Back in that 2011 interview, Elton didn’t hold back. “He’s going to hate me for this,” he said, “but every time he goes to rehab they’ve been light… I love you, Billy, and this is tough love.” He even blamed the cancellation of tours on what he called “illnesses and various other things, alcoholism.”
Billy, who entered rehab in 2005 at the Betty Ford Center, an ultimatum from his then-wife Katie Lee, said the moment felt like “rock bottom.”
“I was disillusioned with what I thought it was all supposed to mean,” he says in the doc. “It was like all the signs were pointing to me: Enough. And I wrote this letter to the band. ‘I don’t want to do this anymore. I’m gonna stop.’”
Billy ended up stepping back from the spotlight after rehab and took a long break from touring. Though he didn’t go through Alcoholics Anonymous, he says he eventually stopped drinking altogether.

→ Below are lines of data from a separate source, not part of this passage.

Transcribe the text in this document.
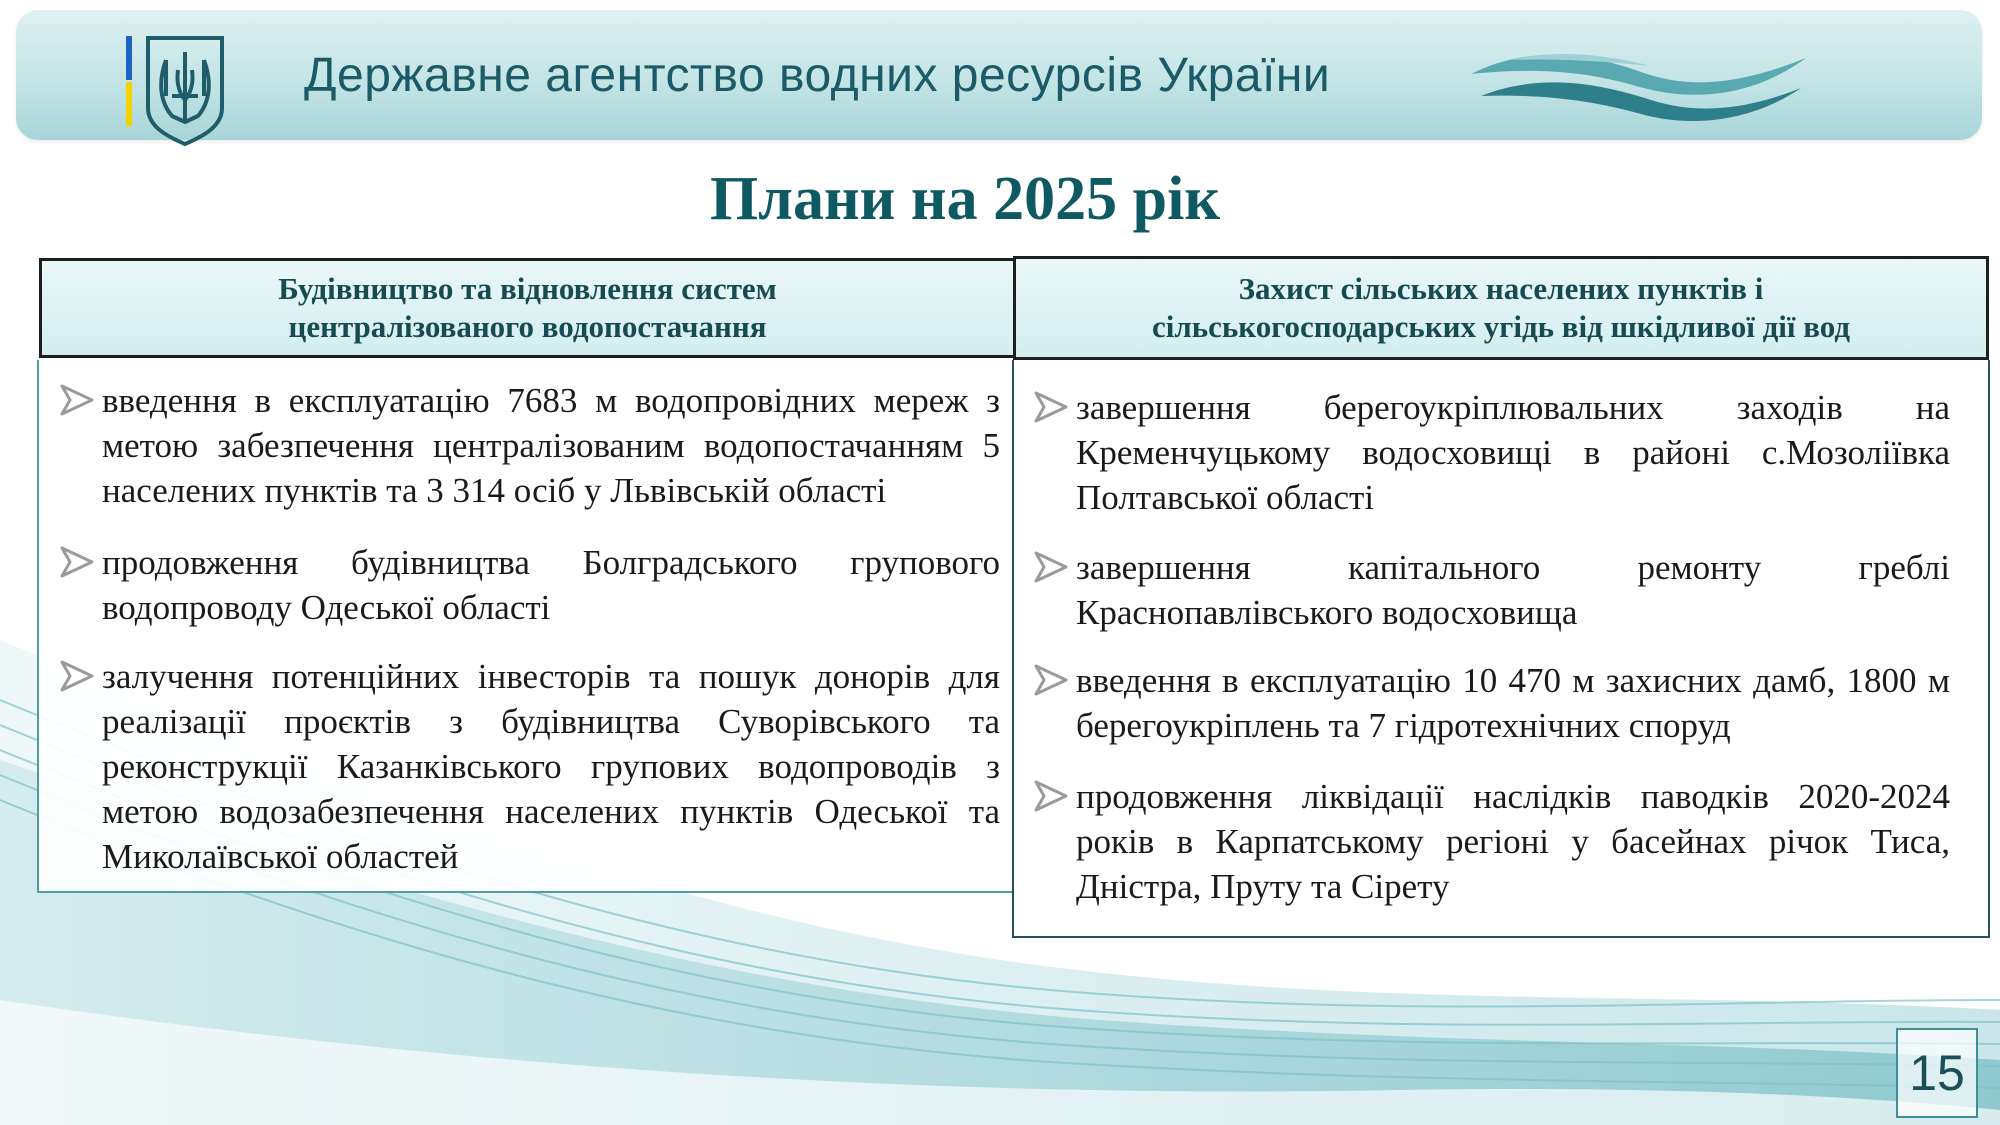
Державне агентство водних ресурсів України
Плани на 2025 рік
Будівництво та відновлення систем централізованого водопостачання
Захист сільських населених пунктів і сільськогосподарських угідь від шкідливої дії вод
введення в експлуатацію 7683 м водопровідних мереж з метою забезпечення централізованим водопостачанням 5 населених пунктів та 3 314 осіб у Львівській області
продовження будівництва Болградського групового водопроводу Одеської області
залучення потенційних інвесторів та пошук донорів для реалізації проєктів з будівництва Суворівського та реконструкції Казанківського групових водопроводів з метою водозабезпечення населених пунктів Одеської та Миколаївської областей
завершення берегоукріплювальних заходів на Кременчуцькому водосховищі в районі с.Мозоліївка Полтавської області
завершення капітального ремонту греблі Краснопавлівського водосховища
введення в експлуатацію 10 470 м захисних дамб, 1800 м берегоукріплень та 7 гідротехнічних споруд
продовження ліквідації наслідків паводків 2020-2024 років в Карпатському регіоні у басейнах річок Тиса, Дністра, Пруту та Сірету
15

“I stopped a couple of years ago,” he told the Los Angeles Times in 2023. “It wasn’t a big AA kick. I just got to a point where I’d had enough. I didn’t enjoy being completely inebriated, and it probably created more problems in my life than I needed.”
Even though Billy once resented the constant comparisons between him and Elton, he later came to embrace them and the two have made countless memories on stage. Still, the documentary makes it clear that even musical icons have messy, normal human moments.